The Iranian Regime’s ban on the teaching of English in its public schools is just the latest in a long line of measures designed to restrict the Iranian people’s access to information in order to control the population and show them only the mullahs’ ideology.
The mullahs see a well-rounded education as a threat to their continued rule because they know that it is easier to control people who can’t read English language reports of Iran’s human rights abuses, who can’t study world history and see countries like theirs fall in the face of democratic powers, and who can’t study politics and learn that Iran is not the democracy it claims to be.
This method is combined with a virtual media blackout, whereby the Regime puts incredible restrictions on the Free Press, jails (or worse) Iranians who write unfavourably about the Regime, and make satellite dishes (that can access Western channels) illegal.
The Regime knows that it is easier to stay in power if the people don’t know how things work in other countries and don’t realise that they have the power to change things.
Tony Duheaume wrote on Al Arabiya: “The Iranian regime’s ban on the teaching of English in its schools is just an extension of its attempt at dumbing down the population in order to force feed them the ideology of [former Supreme Leader] Ruhollah Khomeini.”
Since 1979, the Iranian Regime has taken many measures to prevent the Iranian people from getting rid of the mullahs, including mass execution, the banning of political parties, and the imprisonment of political prisoners.
However, it is their attempts at controlling the minds of the Iranian people that are perhaps most extreme to Western powers; something which draws comparisons to North Korea.

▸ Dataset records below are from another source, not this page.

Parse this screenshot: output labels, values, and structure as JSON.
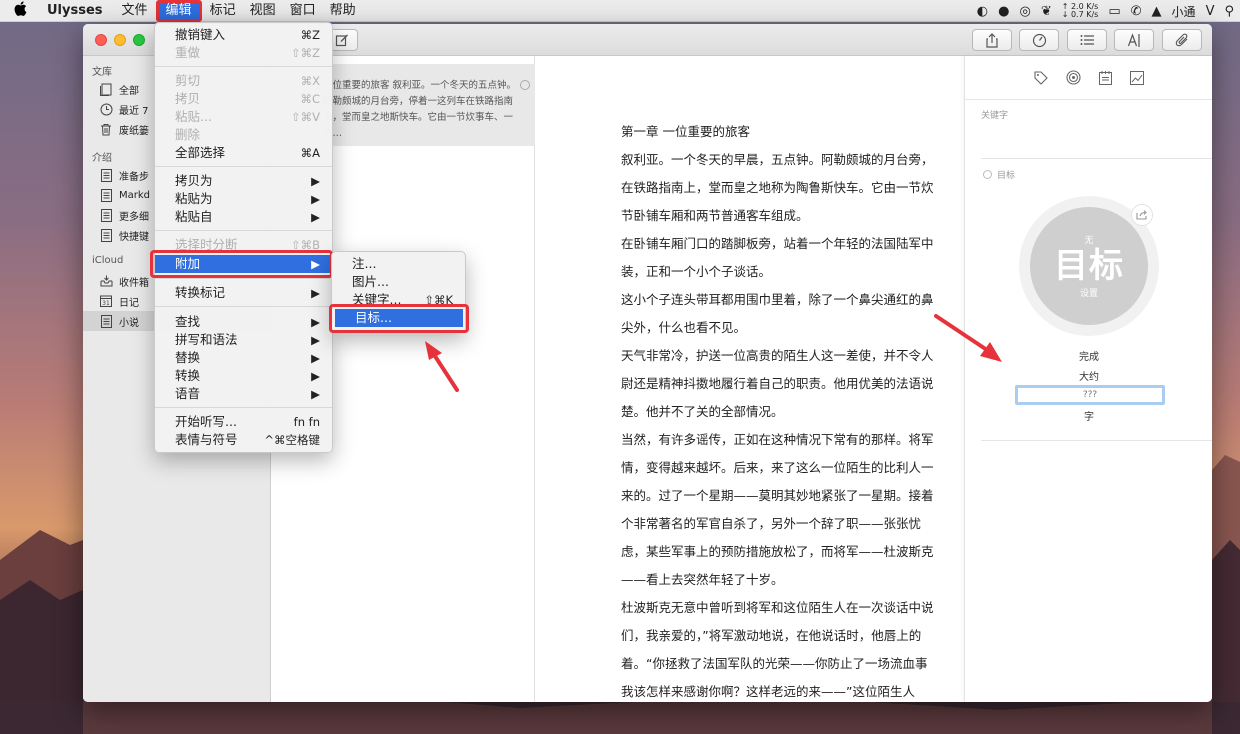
{
  "menubar": {
    "apple": "",
    "items": [
      "Ulysses",
      "文件",
      "编辑",
      "标记",
      "视图",
      "窗口",
      "帮助"
    ],
    "net_up": "↑ 2.0 K/s",
    "net_down": "↓ 0.7 K/s",
    "user": "小通"
  },
  "library": {
    "section_library": "文库",
    "items_library": [
      "全部",
      "最近 7",
      "废纸篓"
    ],
    "section_intro": "介绍",
    "items_intro": [
      "准备步",
      "Markd",
      "更多细",
      "快捷键"
    ],
    "section_icloud": "iCloud",
    "items_icloud": [
      "收件箱",
      "日记",
      "小说"
    ]
  },
  "sheet": {
    "preview": "一位重要的旅客 叙利亚。一个冬天的五点钟。阿勒颇城的月台旁，停着一这列车在铁路指南上，堂而皇之地斯快车。它由一节炊事车、一节…"
  },
  "editor": {
    "lines": [
      "第一章 一位重要的旅客",
      "叙利亚。一个冬天的早晨，五点钟。阿勒颇城的月台旁，",
      "在铁路指南上，堂而皇之地称为陶鲁斯快车。它由一节炊",
      "节卧铺车厢和两节普通客车组成。",
      "在卧铺车厢门口的踏脚板旁，站着一个年轻的法国陆军中",
      "装，正和一个小个子谈话。",
      "这小个子连头带耳都用围巾里着，除了一个鼻尖通红的鼻",
      "尖外，什么也看不见。",
      "天气非常冷，护送一位高贵的陌生人这一差使，并不令人",
      "尉还是精神抖擞地履行着自己的职责。他用优美的法语说",
      "楚。他并不了关的全部情况。",
      "当然，有许多谣传，正如在这种情况下常有的那样。将军",
      "情，变得越来越坏。后来，来了这么一位陌生的比利人一",
      "来的。过了一个星期——莫明其妙地紧张了一星期。接着",
      "个非常著名的军官自杀了，另外一个辞了职——张张忧",
      "虑，某些军事上的预防措施放松了，而将军——杜波斯克",
      "——看上去突然年轻了十岁。",
      "杜波斯克无意中曾听到将军和这位陌生人在一次谈话中说",
      "们，我亲爱的，”将军激动地说，在他说话时，他唇上的",
      "着。“你拯救了法国军队的光荣——你防止了一场流血事",
      "我该怎样来感谢你啊？这样老远的来——”这位陌生人"
    ]
  },
  "rightpanel": {
    "keywords_label": "关键字",
    "goal_label": "目标",
    "goal_none": "无",
    "goal_big": "目标",
    "goal_set": "设置",
    "done": "完成",
    "approx": "大约",
    "input_placeholder": "???",
    "unit": "字"
  },
  "edit_menu": {
    "undo": "撤销键入",
    "undo_sc": "⌘Z",
    "redo": "重做",
    "redo_sc": "⇧⌘Z",
    "cut": "剪切",
    "cut_sc": "⌘X",
    "copy": "拷贝",
    "copy_sc": "⌘C",
    "paste": "粘贴...",
    "paste_sc": "⇧⌘V",
    "delete": "删除",
    "select_all": "全部选择",
    "select_all_sc": "⌘A",
    "copy_as": "拷贝为",
    "paste_as": "粘贴为",
    "paste_from": "粘贴自",
    "split": "选择时分断",
    "split_sc": "⇧⌘B",
    "attach": "附加",
    "convert_markup": "转换标记",
    "find": "查找",
    "spelling": "拼写和语法",
    "substitutions": "替换",
    "transformations": "转换",
    "speech": "语音",
    "dictation": "开始听写...",
    "dictation_sc": "fn fn",
    "emoji": "表情与符号",
    "emoji_sc": "^⌘空格键",
    "arrow": "▶"
  },
  "attach_menu": {
    "note": "注...",
    "image": "图片...",
    "keyword": "关键字...",
    "keyword_sc": "⇧⌘K",
    "goal": "目标..."
  },
  "colors": {
    "accent": "#2f6fe0",
    "highlight_box": "#e6323b",
    "goal_circle": "#cfcfcf",
    "input_focus": "#a9cdf0"
  }
}
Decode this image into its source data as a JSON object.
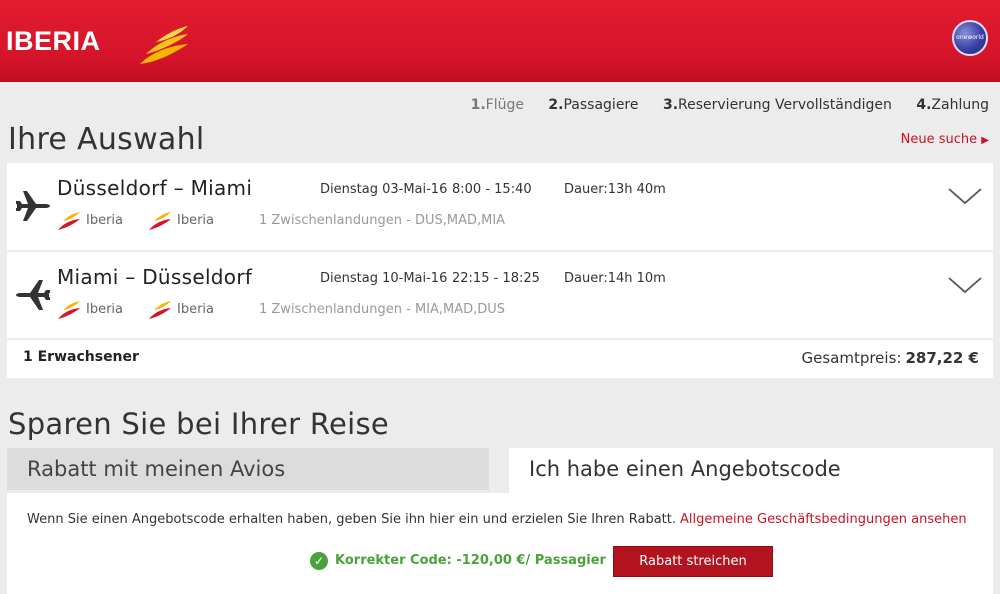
{
  "brand": {
    "name": "IBERIA",
    "alliance": "oneworld",
    "accent": "#d4142a"
  },
  "steps": [
    {
      "num": "1.",
      "label": "Flüge"
    },
    {
      "num": "2.",
      "label": "Passagiere"
    },
    {
      "num": "3.",
      "label": "Reservierung Vervollständigen"
    },
    {
      "num": "4.",
      "label": "Zahlung"
    }
  ],
  "selection": {
    "title": "Ihre Auswahl",
    "new_search": "Neue suche",
    "flights": [
      {
        "route": "Düsseldorf – Miami",
        "date": "Dienstag 03-Mai-16",
        "times": "8:00 - 15:40",
        "duration": "Dauer:13h 40m",
        "carriers": [
          "Iberia",
          "Iberia"
        ],
        "stops": "1 Zwischenlandungen - DUS,MAD,MIA"
      },
      {
        "route": "Miami – Düsseldorf",
        "date": "Dienstag 10-Mai-16",
        "times": "22:15 - 18:25",
        "duration": "Dauer:14h 10m",
        "carriers": [
          "Iberia",
          "Iberia"
        ],
        "stops": "1 Zwischenlandungen - MIA,MAD,DUS"
      }
    ],
    "passengers": "1 Erwachsener",
    "total_label": "Gesamtpreis:",
    "total_value": "287,22 €"
  },
  "savings": {
    "title": "Sparen Sie bei Ihrer Reise",
    "tabs": [
      "Rabatt mit meinen Avios",
      "Ich habe einen Angebotscode"
    ],
    "info_text": "Wenn Sie einen Angebotscode erhalten haben, geben Sie ihn hier ein und erzielen Sie Ihren Rabatt.",
    "terms_link": "Allgemeine Geschäftsbedingungen ansehen",
    "status": "Korrekter Code: -120,00 €/ Passagier",
    "remove_button": "Rabatt streichen"
  }
}
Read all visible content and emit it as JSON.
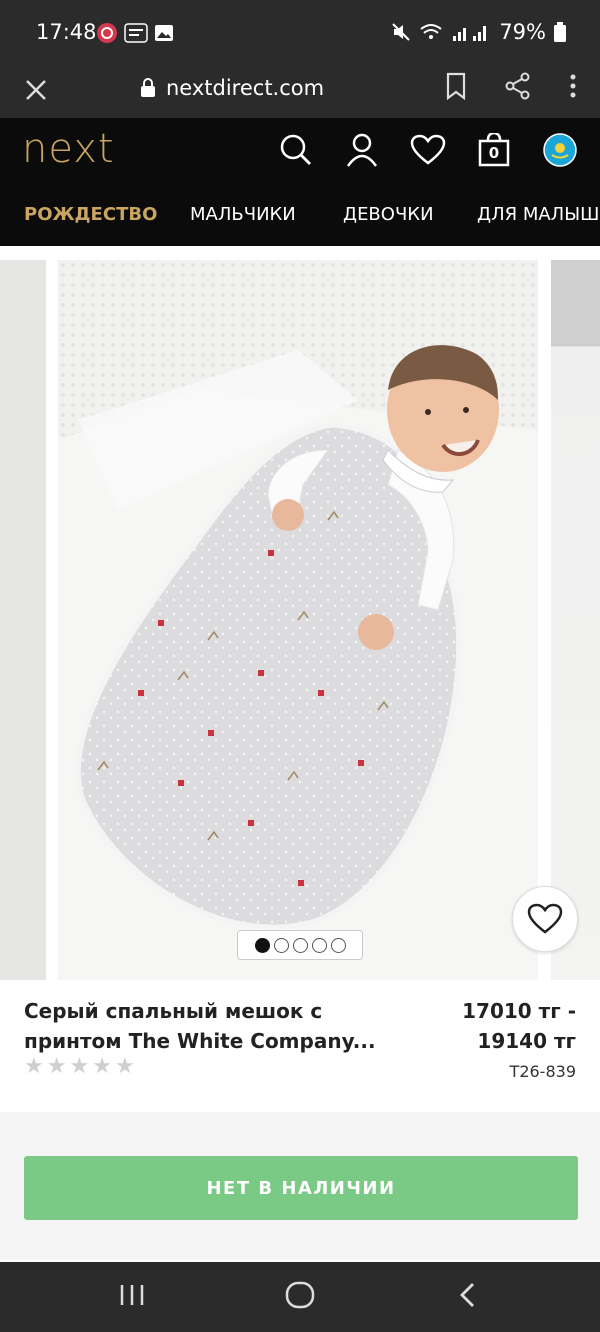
{
  "status": {
    "time": "17:48",
    "battery": "79%"
  },
  "browser": {
    "url": "nextdirect.com"
  },
  "site": {
    "logo": "next",
    "bag_count": "0"
  },
  "nav": {
    "items": [
      "РОЖДЕСТВО",
      "МАЛЬЧИКИ",
      "ДЕВОЧКИ",
      "ДЛЯ МАЛЫШ"
    ]
  },
  "product": {
    "title_line1": "Серый спальный мешок с",
    "title_line2": "принтом The White Company...",
    "price_line1": "17010 тг -",
    "price_line2": "19140 тг",
    "code": "T26-839",
    "rating": 0,
    "image_count": 5,
    "active_image": 1
  },
  "cta": {
    "label": "НЕТ В НАЛИЧИИ"
  },
  "colors": {
    "brand_gold": "#c9a561",
    "cta_green": "#7ac985"
  }
}
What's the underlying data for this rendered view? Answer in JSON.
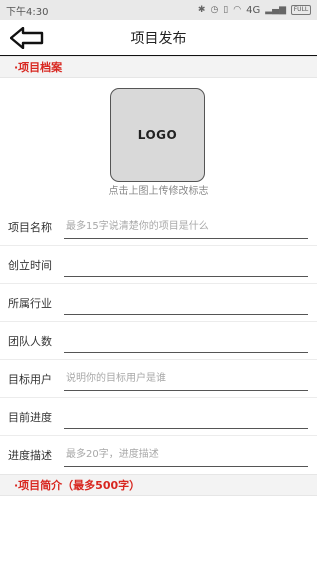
{
  "status_bar": {
    "time": "下午4:30",
    "icons": [
      "bluetooth-icon",
      "alarm-icon",
      "mute-icon",
      "wifi-icon"
    ],
    "network": "4G",
    "battery": "FULL"
  },
  "nav": {
    "title": "项目发布",
    "back_icon": "arrow-left-icon"
  },
  "sections": {
    "profile_title": "·项目档案",
    "intro_title": "·项目简介（最多500字）"
  },
  "logo": {
    "text": "LOGO",
    "hint": "点击上图上传修改标志"
  },
  "form": [
    {
      "label": "项目名称",
      "placeholder": "最多15字说清楚你的项目是什么",
      "value": ""
    },
    {
      "label": "创立时间",
      "placeholder": "",
      "value": ""
    },
    {
      "label": "所属行业",
      "placeholder": "",
      "value": ""
    },
    {
      "label": "团队人数",
      "placeholder": "",
      "value": ""
    },
    {
      "label": "目标用户",
      "placeholder": "说明你的目标用户是谁",
      "value": ""
    },
    {
      "label": "目前进度",
      "placeholder": "",
      "value": ""
    },
    {
      "label": "进度描述",
      "placeholder": "最多20字，进度描述",
      "value": ""
    }
  ],
  "colors": {
    "accent": "#d8261f",
    "status_bg": "#e9e9e9",
    "section_bg": "#f3f3f3",
    "logo_bg": "#d9d9d9"
  }
}
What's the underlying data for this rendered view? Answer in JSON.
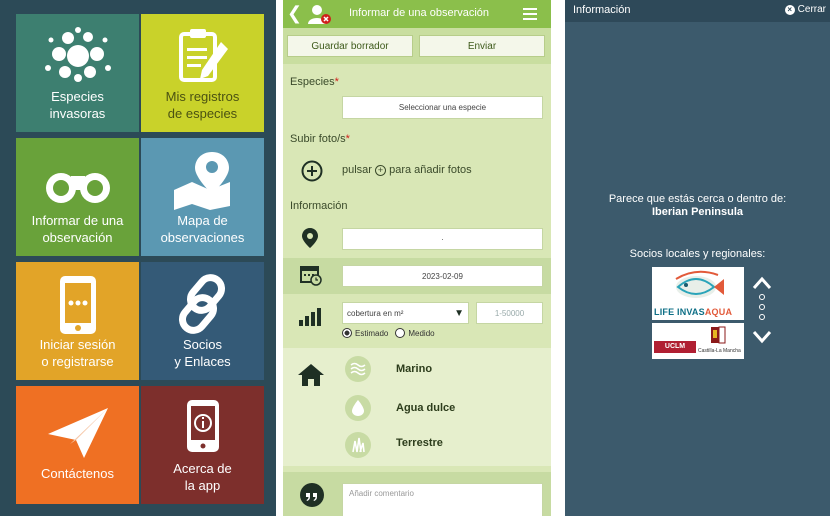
{
  "home": {
    "tiles": [
      {
        "label_1": "Especies",
        "label_2": "invasoras",
        "icon": "cluster-dots-icon"
      },
      {
        "label_1": "Mis registros",
        "label_2": "de especies",
        "icon": "clipboard-edit-icon"
      },
      {
        "label_1": "Informar de una",
        "label_2": "observación",
        "icon": "binoculars-icon"
      },
      {
        "label_1": "Mapa de",
        "label_2": "observaciones",
        "icon": "map-pin-icon"
      },
      {
        "label_1": "Iniciar sesión",
        "label_2": "o registrarse",
        "icon": "phone-icon"
      },
      {
        "label_1": "Socios",
        "label_2": "y Enlaces",
        "icon": "link-icon"
      },
      {
        "label_1": "Contáctenos",
        "label_2": "",
        "icon": "paper-plane-icon"
      },
      {
        "label_1": "Acerca de",
        "label_2": "la app",
        "icon": "info-phone-icon"
      }
    ]
  },
  "form": {
    "title": "Informar de una observación",
    "save_draft": "Guardar borrador",
    "send": "Enviar",
    "species_label": "Especies",
    "required_mark": "*",
    "species_select": "Seleccionar una especie",
    "photos_label": "Subir foto/s",
    "add_photos_text_1": "pulsar",
    "add_photos_text_2": "para añadir fotos",
    "info_label": "Información",
    "location_value": "·",
    "date_value": "2023-02-09",
    "coverage_select": "cobertura en m²",
    "coverage_placeholder": "1-50000",
    "radio_estimated": "Estimado",
    "radio_measured": "Medido",
    "habitat_marine": "Marino",
    "habitat_freshwater": "Agua dulce",
    "habitat_terrestrial": "Terrestre",
    "comment_placeholder": "Añadir comentario"
  },
  "info": {
    "header_title": "Información",
    "close": "Cerrar",
    "near_text": "Parece que estás cerca o dentro de:",
    "region": "Iberian Peninsula",
    "partners_label": "Socios locales y regionales:",
    "logo_invasaqua_1": "LIFE INVAS",
    "logo_invasaqua_2": "AQUA",
    "logo_uclm": "UCLM",
    "logo_clm": "Castilla-La Mancha"
  },
  "colors": {
    "form_accent": "#8bbf4b",
    "info_bg": "#3c5a6c"
  }
}
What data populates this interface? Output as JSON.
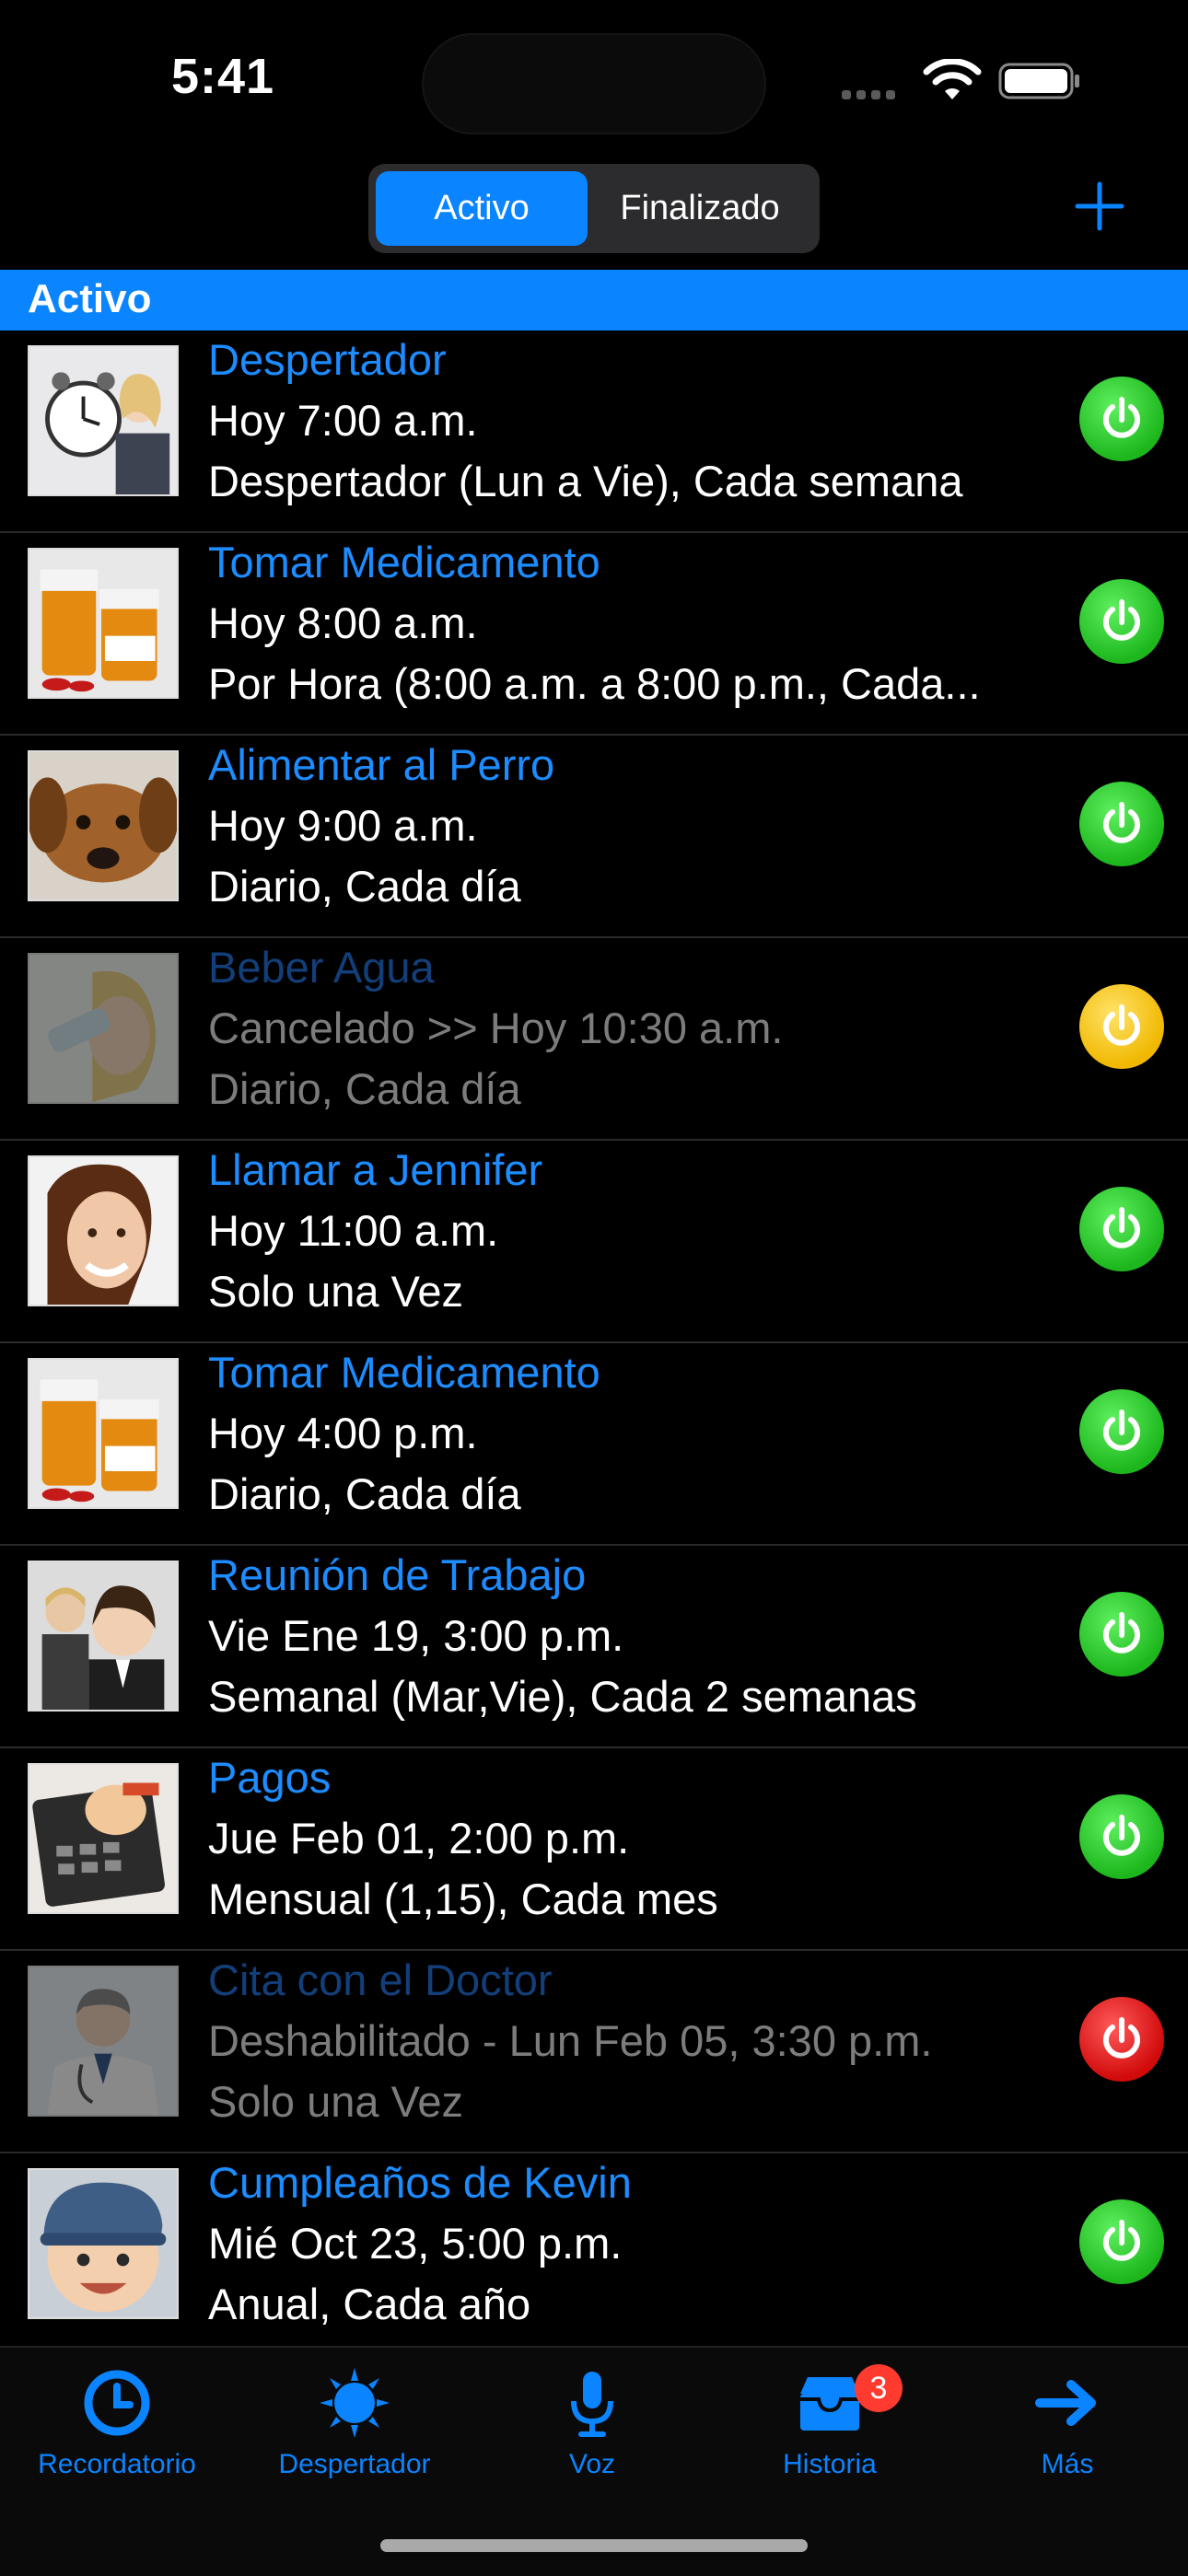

The Iranian Regime has banned the speaking of languages other than Farsi in public or in schools, which that only serves to erase the cultural identity of immigrants and minorities and make them less like to rebel. The Regime has even closed schools in some areas, so that children wanting an education will have to travel farther and in most cases drop out.
Where there are high levels of illiteracy, the Regime does not invest in education. They consider it a job well done because it restricts the people’s ability to engage in politics or consume the media.
The media in Iran is also restricted from reporting in other languages and anyone who violates this rule risks jail and execution. The Regime has even forcibly removed satellite dishes from residential buildings in Iran to stop the people consuming media broadcast in other countries.
Make no mistake, this latest move from the Iranian Regime is not an attempt to stop the English language form dominating, it’s a form of cultural isolation that needs to be stopped in its tracks.